SOCIETE - A la boucherie, la saucisse «Tchio Biloute» est devenue une spécialité de la maison. Quelques terrasses plus loin, la bien nommée «Pizza Beurg’» est dans toutes les assiettes. Même la boutique Lingerie Passion, aperçue quelques minutes dans le film de Dany Boon, arbore des photos du tournage sur sa devanture.

Depuis la sortie du film Bienvenue chez les Ch’tis, la petite ville de Bergues avec ses 4.300 habitants est envahie de touristes. Des gens du coin, des curieux de Belgique ou de Suisse et quelques aventuriers du sud de la France. Au compteur : 45.000 personnes depuis le début de l’année. Du jamais vu. Et une manne financière inespérée, sachant qu’en moyenne, les touristes dépensent 100 euros par couple.

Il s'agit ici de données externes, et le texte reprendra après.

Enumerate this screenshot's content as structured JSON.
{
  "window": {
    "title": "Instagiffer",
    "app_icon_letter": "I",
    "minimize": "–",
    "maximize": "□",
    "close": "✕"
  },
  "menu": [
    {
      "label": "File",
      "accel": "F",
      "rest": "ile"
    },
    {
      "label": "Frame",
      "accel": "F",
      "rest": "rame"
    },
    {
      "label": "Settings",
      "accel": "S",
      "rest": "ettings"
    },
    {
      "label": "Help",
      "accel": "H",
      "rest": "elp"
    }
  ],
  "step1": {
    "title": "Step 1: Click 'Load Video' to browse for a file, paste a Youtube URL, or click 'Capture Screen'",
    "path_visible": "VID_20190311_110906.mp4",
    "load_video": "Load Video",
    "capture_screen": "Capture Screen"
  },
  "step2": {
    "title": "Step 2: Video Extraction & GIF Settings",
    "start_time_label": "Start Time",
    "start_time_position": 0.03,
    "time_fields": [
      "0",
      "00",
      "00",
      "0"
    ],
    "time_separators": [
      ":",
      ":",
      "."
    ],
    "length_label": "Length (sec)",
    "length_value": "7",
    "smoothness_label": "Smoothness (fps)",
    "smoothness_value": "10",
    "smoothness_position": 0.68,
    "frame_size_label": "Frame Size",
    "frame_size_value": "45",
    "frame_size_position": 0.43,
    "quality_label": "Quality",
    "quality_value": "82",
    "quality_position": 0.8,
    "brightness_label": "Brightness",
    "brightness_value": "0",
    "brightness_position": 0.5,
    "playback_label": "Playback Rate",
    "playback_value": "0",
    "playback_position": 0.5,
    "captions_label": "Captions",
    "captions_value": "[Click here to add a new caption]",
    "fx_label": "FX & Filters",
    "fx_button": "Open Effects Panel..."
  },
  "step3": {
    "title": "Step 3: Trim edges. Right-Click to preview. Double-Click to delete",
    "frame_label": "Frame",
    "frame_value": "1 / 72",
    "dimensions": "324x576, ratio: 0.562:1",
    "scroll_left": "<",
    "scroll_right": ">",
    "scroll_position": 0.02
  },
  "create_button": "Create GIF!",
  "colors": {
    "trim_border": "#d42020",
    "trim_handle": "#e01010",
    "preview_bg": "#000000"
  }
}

Face à cette déferlante de touristes, les commerçants, chacun à leur manière, tentent de profiter de cette opportunité «inespérée». Saisir sa chance, comme elle vient. Voilà la philosophie qui règne à Bergues en ce moment.

Ni une, ni deux, en voyant les premiers touristes arriver, Dann, une jeune retraitée, a repris le travail. Artiste, elle dessine le beffroi de Bergues sur des chopes à bière. «Au départ, je pensais faire ça manière… Deux ou trois par jour» Depuis, record pulvérisé: 99 verres gravés dans la même journée. «Je n’arrête pas, je suis même obligée de refuser des commandes !» regrette-t-elle, dépassée par l’ampleur du phénomène. Et de souffler : «Si j’avais su, j’aurais commencé dès cet hiver. Pour prendre de l'avance.» Alors quand il a fallu trouver un local pour exposer son travail, elle n’a pas hésité une seconde. «Ben, on a enlevé la porte d’entrée, on a cassé le mur pour faire plus d’espace, et voilà mon nouvel atelier qui me sert aussi de boutique!» raconte t-elle, adossée à la petite porte qui donne sur son salon. La configuration donne le sourire. Pourtant, elle en dit long sur la manière dont les Berguois réagissent à la déferlante des touristes.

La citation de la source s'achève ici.